Global warming has loaded the dice, making extreme weather events more frequent and severe. From super storms to biblical flooding, interminable droughts to devastating wildfires, this new normal is affecting communities everywhere who need our support. And local organizations know best how to help their communities respond, recover, and rebuild.
As we help those in need, we also need to raise awareness about the urgency of climate change. Most disaster relief organizations are not focused on connecting the dots between climate change and extreme weather, and many actively avoid the topic. That's why the Climate Relief Fund shares the stories of disaster victims, so decision makers understand the real effects of inaction.
Camron is the Project Director of the Climate Relief Fund. Previously, he ran marketing on the world's largest scientific journal, PLOS ONE. Prior to that, he worked with a variety of nonprofit organizations on online marketing and partnership development. He was also Deputy Internet Director at Mercy Corps, where he oversaw much of the rapid response fundraising and partnership development.
Daniel directs the CEL Climate Lab. He previously served as CEL’s chief of staff, and is one of the organization's co-founders. Prior to co-founding CEL he worked on policy and media projects in a number of fields.
Sarah is the Project Assistant of the Climate Relief Fund. Previously, she was the photographer for Faces of Fracking, a deep journalistic investigation into the impact of fracking on the people and places of California. She has worked for several environmental non-profits, including the Natural Resources Defense Council, Save the Bay, American Rivers, and the Borneo Project.
Payal is the Global Managing Director at 350.org, leading the organization's work outside of the United States. She holds a Ph.D. in Oceanography from MIT and has provided technical support to communities in western India fighting salinization of their water supply. Payal has also worked on climate campaigns at International Rivers and Greenpeace International and done climate policy research for NGOs, think tanks and Southern governments.
EMMP is a consulting firm specializing in preparedness and recovery, and Noël is instrumental in its climate change work, including supporting several communities in New York City rebuilding from Superstorm Sandy. Prior to joining EMMP she held positions at the New York City Office of Emergency Management; MediSys, a health network of hospitals, nursing homes and clinics; and with Tenet Healthcare.
Michael helped found Occupy Sandy and is co-creator and Executive Producer of Sandy Storyline, a participatory documentary that collects and shares stories about the impact of Hurricane Sandy. He has worked with numerous other projects and companies including Hip-Hop Theater Festival, The Foundry Theater, The Civilians, Penny Arcade, and the Peabody Award winning StoryCorps.
Hunter is an expert on climate communications, and his work at Climate Nexus includes Connecting the Dots: A Communications Guide to Climate Change and Extreme Weather. Previously, Hunter held leadership roles at Resource Media and We Interrupt This Message, and led NGO communications around events such as the UNFCCC meeting in Bali and the the IPCC Fourth Assessment Report.
Saleemul Huq is a Bangladeshi scientist based in London. He is a Senior Fellow in the Climate Change Group at the International Institute for Environment and Development (IIED). Before joining IIED, he was director of the Bangladesh Center for Advanced Studies, which he founded in 1984. He was founding director of the International Centre for Climate Change and Development at the Independent University, Bangladesh.

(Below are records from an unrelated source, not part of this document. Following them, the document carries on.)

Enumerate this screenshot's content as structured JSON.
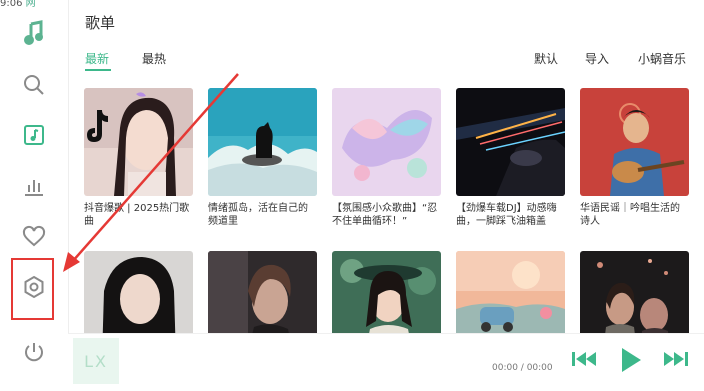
{
  "status_bar": {
    "time": "9:06",
    "app": "网"
  },
  "sidebar": {
    "items": [
      {
        "icon": "music-note-icon"
      },
      {
        "icon": "search-icon"
      },
      {
        "icon": "playlist-music-icon"
      },
      {
        "icon": "chart-bars-icon"
      },
      {
        "icon": "heart-icon"
      },
      {
        "icon": "settings-hexagon-icon"
      },
      {
        "icon": "power-icon"
      }
    ]
  },
  "header": {
    "title": "歌单"
  },
  "tabs": [
    {
      "label": "最新"
    },
    {
      "label": "最热"
    }
  ],
  "actions": [
    {
      "label": "默认"
    },
    {
      "label": "导入"
    },
    {
      "label": "小蜗音乐"
    }
  ],
  "playlists": [
    {
      "name": "抖音爆歌 | 2025热门歌曲"
    },
    {
      "name": "情绪孤岛，活在自己的频道里"
    },
    {
      "name": "【氛围感小众歌曲】“忍不住单曲循环！”"
    },
    {
      "name": "【劲爆车载DJ】动感嗨曲，一脚踩飞油箱盖"
    },
    {
      "name": "华语民谣｜吟唱生活的诗人"
    },
    {
      "name": ""
    },
    {
      "name": ""
    },
    {
      "name": ""
    },
    {
      "name": ""
    },
    {
      "name": ""
    }
  ],
  "player": {
    "logo": "LX",
    "time": "00:00 / 00:00"
  },
  "colors": {
    "accent": "#3db88b",
    "annotation": "#e53935"
  }
}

Huq is a member of the IPCC, for which he has served as a Lead Author and Coordinating Lead Author in Working Group II, which focuses on impacts, vulnerability and adaptation.
Dr. Abraham is a professor of thermal and fluid sciences at the University of St. Thomas School of Engineering, Minnesota. He has published approximately 200 journal papers, conference presentations, books, book chapters and patents, and also works on clean and renewable wind and solar projects in the developing world. In 2012, he and his colleagues formed the Climate Science Rapid Response Team which consists of approximately 150 of the world’s best climate scientists. The group connects media venues and legislators with climate scientists so that accurate information is conveyed to the public. He writes for the Guardian UK and other publications on energy and climate topics.
Dr. Hayhoe is an atmospheric scientist and associate professor of political science Texas Tech University and director of its Climate Science Center. Her research focuses on developing and applying climate projections to evaluate the future impacts of climate change on human society and the natural environment. Dr. Hayhoe has published over 100 peer-reviewed publications and served as lead author on key reports for the US Global Change Research Program and the National Academy of Sciences. She is currently serving as lead author for the 2014 Third US National Climate Assessment. She is also the founder and CEO of Atmos Research, a climate change consultancy. In 2014 she was named one of Time Magazine’s 100 Most Influential People, and the American Geophysical Union awarded her its climate communications award.